Une charte de création, créée pour ce genre nouveau, avertit le public : les images sont filmées, montées, et réalisées en temps réel sous les yeux du public, tout comme les musiques et les sons. Sur scène, une boite géante contient le décor, qui illustre magistralement le paradoxe du propos : un open-space, que l’on aura tôt fait de comparer à un aquarium dans lequel on se noie, à un vivarium dans lequel on étouffe. Au-dessus de ce décor plus vrai que nature, un écran, qui retransmet en direct les images filmées par les deux cameramen qui évoluent tels des danseurs au milieu des 17 comédiens sur scène. Tous deux habillés de noir, se mouvant avec élégance et légèreté, ils semblent aériens au milieu d’un monde plus terre à terre que jamais. Un dispositif aussi innovant qu’asphyxiant qui nous embarque dans un plan séquence d’1h30 à nous glacer le sang.

© Simon Gosselin

© Simon Gosselin

Cyril Teste et le collectif MxM* ont atteint avec ce spectacle le résultat magistral de 15 longues années de recherche autour des nouvelles technologies, qu’ils veulent non pas simples supports du propos, mais « constitutives du processus de création ». Nobody semble incarner l’accord parfait entre le fond et la forme, lorsque le propos et le processus, indissociables, semblent enclencher une machine infernale qui ébranle directement le spectateur, tout entier engagé. Le présent, sous nos yeux, joué-filmé-retransmis, semble plus dense que jamais, pour ce spectacle mi-documentaire mi-fiction qui se joue de nos sens. C’est un mode de représentation à part entière, qui se situe entre le cinéma « qui scelle le temps » et le théâtre, « le temps présent » par essence, comme l’explique Cyril Teste. Il s’agit d’inventer une nouvelle grammaire, servie par de nouveaux outils qui permettent d’écrire (et de ressentir) autrement.

© Simon Gosselin

© Simon Gosselin

Nobody nous questionne, il nous parle du quotidien, de la perte de soi, de l’engloutissement de l’être, de la disparition, de l’effacement… de quoi ? De tout. De la vie privée, de l’amour, de l’identité, du sens. De ce glissement vers la vacuité, au profit de l’efficacité. 

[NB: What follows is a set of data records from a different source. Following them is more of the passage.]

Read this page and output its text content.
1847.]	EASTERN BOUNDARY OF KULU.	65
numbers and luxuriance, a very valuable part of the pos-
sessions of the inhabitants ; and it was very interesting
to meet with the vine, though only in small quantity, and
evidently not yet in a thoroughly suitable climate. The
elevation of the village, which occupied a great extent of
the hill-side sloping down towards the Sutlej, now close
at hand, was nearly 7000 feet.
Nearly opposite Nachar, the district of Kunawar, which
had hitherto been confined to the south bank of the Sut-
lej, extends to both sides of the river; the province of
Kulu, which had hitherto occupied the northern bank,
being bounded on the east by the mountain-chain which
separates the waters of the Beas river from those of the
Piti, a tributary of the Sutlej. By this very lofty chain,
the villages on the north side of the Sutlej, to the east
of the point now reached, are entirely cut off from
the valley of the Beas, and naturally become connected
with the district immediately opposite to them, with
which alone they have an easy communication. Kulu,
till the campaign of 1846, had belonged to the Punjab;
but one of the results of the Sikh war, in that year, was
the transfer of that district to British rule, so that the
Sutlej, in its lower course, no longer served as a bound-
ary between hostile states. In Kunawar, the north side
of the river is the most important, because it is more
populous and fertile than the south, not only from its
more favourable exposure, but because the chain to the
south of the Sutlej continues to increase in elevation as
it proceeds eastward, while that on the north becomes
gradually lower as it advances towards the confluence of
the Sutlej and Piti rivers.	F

La prose à la fois creuse et contestataire de Falk Ritcher, à qui Cyril Teste emprunte le texte qu’il remanie avec brio, nous inonde de benchmark, brainstorming, deadline et personal effectivness, à coup de phrase chocs, vides et porteuses de sens tout à la fois, telle la flamboyante ouverture du boss qui incite avec enthousiasme à « considérer le marché comme son partenaire et son ami le plus proche ».

© Simon Gosselin

© Simon Gosselin

Les Inrocks parlent d’une « soirée en apnée », le Figaro d’une « démonstration cinglante », Télérama d’un « huit clos violent », Libération d’une « performance minutée et anxiogène ». C’est bien cette cruauté du monde du travail que l’on reçoit de façon brutale, cynique, glaçante. Une noirceur qui n’est pourtant pas dénuée d’humour, comme le revendique Cyril Teste qui dit dépeindre les failles de ces personnages déviants, mais humains.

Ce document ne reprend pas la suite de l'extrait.